For years, local leaders and TDOT officials have discussed building an overpass at the Memorial Boulevard and Broad Street intersection.
And now it seems the rumored nightmare of a road project is actually going to happen.
"We've talked about it for 15 years at least," Murfreesboro Transportation Director Dana Richardson said, adding TDOT had a design and contract for it in 1996, but the project never came to fruition. "Now it's in the budget, and everybody has signed off."
The only thing standing in the way of the estimated $17 million project are the bids.
"We hope to begin the bidding process in the spring or summer of 2013 and the project should take about three years," explained Beth Emmons, TDOT community relations officer.
When it's finished, Memorial Boulevard (SR 96) will pass over Broad Street, alleviating congestion at the crowded intersection.
"It's called a single urban interchange. It includes an overpass; SR 96 will go over (Broad Street). We are working with the city to make it aesthetically pleasing," Emmons said.

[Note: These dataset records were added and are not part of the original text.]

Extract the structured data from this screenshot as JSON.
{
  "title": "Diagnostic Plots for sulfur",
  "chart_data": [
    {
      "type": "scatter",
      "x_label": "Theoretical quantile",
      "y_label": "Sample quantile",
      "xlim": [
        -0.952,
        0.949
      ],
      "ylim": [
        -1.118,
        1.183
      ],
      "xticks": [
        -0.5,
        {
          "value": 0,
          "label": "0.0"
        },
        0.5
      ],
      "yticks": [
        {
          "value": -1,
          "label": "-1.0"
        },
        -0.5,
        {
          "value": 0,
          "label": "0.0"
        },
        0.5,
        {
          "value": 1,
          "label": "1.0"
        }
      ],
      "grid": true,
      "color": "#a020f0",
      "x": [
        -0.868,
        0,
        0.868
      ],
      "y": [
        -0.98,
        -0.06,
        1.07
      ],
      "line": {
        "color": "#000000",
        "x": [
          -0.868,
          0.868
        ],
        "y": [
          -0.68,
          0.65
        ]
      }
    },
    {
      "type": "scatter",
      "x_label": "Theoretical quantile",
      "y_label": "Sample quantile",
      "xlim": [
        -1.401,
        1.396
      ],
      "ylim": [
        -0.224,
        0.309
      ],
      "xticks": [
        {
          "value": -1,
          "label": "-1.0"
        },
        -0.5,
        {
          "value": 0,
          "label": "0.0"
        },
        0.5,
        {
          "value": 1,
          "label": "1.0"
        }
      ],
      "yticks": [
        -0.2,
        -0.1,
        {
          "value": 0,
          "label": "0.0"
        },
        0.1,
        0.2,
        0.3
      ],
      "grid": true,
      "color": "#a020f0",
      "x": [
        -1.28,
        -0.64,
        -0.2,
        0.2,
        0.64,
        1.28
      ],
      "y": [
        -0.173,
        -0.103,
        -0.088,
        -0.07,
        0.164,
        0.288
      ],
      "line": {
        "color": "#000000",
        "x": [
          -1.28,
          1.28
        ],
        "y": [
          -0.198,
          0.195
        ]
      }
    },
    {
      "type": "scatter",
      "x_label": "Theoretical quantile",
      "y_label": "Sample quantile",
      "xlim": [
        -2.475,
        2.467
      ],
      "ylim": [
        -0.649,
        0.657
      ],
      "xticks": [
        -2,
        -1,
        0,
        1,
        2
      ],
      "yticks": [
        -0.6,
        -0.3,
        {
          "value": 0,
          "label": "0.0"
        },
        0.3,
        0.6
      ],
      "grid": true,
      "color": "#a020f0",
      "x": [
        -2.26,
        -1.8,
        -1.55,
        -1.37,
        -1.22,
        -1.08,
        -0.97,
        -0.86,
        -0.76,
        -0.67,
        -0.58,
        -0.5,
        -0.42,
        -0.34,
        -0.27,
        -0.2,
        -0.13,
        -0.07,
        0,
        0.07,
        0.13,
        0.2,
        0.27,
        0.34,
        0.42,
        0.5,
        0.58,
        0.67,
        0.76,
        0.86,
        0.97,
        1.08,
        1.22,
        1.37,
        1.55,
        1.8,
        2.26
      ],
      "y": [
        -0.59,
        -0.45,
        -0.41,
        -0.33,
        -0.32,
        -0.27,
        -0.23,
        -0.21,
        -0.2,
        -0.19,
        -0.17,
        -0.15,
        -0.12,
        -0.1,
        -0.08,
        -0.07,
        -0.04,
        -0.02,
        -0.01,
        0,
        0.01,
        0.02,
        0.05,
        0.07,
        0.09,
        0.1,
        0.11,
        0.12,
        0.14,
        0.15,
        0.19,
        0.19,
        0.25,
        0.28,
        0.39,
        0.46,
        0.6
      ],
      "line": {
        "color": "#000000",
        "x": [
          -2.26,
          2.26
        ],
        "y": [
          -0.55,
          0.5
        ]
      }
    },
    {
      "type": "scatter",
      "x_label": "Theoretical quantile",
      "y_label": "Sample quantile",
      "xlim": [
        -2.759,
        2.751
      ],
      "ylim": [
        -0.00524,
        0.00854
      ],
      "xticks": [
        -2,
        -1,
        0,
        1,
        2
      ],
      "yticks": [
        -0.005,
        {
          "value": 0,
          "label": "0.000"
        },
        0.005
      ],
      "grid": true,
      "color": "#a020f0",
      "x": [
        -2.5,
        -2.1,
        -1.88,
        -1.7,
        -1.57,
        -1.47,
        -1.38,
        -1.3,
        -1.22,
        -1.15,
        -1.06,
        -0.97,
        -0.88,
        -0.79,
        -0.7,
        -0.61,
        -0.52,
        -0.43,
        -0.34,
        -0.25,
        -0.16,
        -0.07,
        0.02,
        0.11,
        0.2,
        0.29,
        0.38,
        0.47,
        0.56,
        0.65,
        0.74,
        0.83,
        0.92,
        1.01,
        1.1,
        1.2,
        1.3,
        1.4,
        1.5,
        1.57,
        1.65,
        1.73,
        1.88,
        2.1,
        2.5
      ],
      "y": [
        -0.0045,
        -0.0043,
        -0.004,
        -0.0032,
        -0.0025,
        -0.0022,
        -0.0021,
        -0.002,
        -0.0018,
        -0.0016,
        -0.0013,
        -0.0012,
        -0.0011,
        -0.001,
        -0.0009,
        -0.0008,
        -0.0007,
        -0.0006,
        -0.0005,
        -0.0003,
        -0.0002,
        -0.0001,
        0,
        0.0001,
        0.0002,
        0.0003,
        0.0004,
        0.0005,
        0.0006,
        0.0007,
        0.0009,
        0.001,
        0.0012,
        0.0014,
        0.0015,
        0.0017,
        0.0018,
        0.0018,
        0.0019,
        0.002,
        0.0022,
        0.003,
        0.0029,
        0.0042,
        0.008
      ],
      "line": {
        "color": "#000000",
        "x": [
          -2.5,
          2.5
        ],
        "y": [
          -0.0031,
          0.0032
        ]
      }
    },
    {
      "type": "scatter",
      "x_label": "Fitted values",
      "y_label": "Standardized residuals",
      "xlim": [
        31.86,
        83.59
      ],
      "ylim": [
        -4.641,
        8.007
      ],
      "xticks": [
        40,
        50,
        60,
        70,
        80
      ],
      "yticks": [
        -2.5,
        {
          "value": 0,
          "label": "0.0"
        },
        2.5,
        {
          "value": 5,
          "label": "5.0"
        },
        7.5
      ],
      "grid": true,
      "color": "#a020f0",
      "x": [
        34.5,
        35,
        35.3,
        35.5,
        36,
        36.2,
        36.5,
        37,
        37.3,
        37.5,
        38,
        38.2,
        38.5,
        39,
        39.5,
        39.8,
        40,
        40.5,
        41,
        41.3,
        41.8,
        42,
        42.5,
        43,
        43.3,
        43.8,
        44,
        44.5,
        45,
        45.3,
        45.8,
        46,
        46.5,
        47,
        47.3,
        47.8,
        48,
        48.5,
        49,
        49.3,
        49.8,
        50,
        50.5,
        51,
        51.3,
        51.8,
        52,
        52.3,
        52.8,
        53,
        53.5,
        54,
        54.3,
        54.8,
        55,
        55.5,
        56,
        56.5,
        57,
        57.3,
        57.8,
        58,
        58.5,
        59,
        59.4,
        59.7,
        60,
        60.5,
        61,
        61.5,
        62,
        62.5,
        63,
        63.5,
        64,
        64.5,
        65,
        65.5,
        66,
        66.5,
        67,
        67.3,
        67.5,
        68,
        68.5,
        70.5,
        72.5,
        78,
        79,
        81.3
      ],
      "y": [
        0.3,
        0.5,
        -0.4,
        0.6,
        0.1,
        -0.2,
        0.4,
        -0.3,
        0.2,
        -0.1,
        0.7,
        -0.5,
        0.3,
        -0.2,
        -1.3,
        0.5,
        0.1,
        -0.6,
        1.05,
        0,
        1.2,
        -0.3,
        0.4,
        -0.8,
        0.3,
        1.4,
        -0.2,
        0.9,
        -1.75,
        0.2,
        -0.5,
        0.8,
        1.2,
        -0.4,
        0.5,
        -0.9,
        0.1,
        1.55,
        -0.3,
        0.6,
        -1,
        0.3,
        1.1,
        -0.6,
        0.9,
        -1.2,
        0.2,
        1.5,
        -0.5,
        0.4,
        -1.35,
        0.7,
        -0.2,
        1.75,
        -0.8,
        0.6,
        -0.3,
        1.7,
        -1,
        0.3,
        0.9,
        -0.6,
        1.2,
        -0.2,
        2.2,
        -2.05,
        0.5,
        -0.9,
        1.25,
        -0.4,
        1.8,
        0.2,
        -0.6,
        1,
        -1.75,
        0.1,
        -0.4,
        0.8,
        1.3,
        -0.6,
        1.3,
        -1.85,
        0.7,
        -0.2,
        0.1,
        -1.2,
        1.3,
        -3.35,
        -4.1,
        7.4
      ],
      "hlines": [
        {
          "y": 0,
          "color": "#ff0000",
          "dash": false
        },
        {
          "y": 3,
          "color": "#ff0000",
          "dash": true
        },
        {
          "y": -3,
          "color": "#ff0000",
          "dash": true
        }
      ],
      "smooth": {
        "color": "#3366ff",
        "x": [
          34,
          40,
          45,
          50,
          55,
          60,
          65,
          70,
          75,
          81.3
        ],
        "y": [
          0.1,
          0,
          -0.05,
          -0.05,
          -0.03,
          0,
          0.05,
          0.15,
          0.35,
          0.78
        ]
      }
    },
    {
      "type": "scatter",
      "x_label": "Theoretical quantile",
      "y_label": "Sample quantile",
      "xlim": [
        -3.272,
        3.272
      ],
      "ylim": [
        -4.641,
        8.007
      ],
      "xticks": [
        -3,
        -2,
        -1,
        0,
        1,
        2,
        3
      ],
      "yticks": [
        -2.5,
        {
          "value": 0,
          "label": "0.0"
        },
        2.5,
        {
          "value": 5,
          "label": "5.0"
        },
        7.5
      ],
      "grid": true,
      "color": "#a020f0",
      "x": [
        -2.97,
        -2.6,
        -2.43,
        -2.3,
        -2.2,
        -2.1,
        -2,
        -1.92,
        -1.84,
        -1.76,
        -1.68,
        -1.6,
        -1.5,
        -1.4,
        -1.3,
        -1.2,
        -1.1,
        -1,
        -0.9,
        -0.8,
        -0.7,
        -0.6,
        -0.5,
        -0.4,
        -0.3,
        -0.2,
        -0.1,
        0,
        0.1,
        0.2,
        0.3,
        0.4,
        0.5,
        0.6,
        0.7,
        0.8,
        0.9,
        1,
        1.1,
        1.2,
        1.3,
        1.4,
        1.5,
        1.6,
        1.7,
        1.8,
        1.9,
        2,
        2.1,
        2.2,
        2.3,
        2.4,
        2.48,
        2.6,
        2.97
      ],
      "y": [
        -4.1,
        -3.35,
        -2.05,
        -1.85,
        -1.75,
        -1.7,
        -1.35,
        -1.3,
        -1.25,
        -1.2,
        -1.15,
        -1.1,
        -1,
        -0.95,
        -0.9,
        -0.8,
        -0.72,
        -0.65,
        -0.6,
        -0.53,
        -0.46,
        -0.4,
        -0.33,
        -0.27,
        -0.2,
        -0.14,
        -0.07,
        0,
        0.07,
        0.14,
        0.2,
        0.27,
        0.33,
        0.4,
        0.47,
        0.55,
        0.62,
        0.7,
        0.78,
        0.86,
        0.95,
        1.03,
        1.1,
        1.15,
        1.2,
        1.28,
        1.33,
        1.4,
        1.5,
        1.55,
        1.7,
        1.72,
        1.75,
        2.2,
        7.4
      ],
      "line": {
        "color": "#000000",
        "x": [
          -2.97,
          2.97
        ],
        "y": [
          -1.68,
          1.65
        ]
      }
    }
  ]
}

When it's finished, a four-lane State Route 96 will pass over a six-lane Broad Street with entrance and exit ramps.
"It's a substantial project in the core of the city," Richardson said.
Emmons said the state knows the project will be inconvenient, but it is working with the city to make the painful project less so.
"TDOT's goal, along with the city of Murfreesboro, is to create a public involvement component through the construction phase," she said. "We are committed to working closely with the business owners to resolve any issues they may have."
Richardson echoed her statement, adding the most important part of the construction process is communicating with and answering questions from the public.
And one of the biggest questions is: Where will the traffic go during construction?
"One of the things we're doing, before TDOT bids it out, is we're going to hold public meetings to keep everyone in the know," Richardson said, adding the city is looking now at ways to re-route traffic and relocate utilities in the area.
But re-routing traffic through the center of town is going to be difficult at best.
"It's one of the busiest intersections in the state," Richardson said.
When the project was first proposed in the mid 1990s, it was the busiest intersection in the state and is still in the top two or three, Richardson said.
In the intervening years, the city has done what it could with the timing of traffic lighting to keeping cars flowing, but there is only so much they can do.
"Traffic is bad at that interchange and it's only going to get worse," Emmons said. "By 2014 it's estimated some 60,000 cars per day will travel that road."
In the meantime, those cars will need to find another way through the center of town.
"It's going to be hard, but I'm looking forward to the conclusion of it because it will enhance the traffic flow," Richardson said.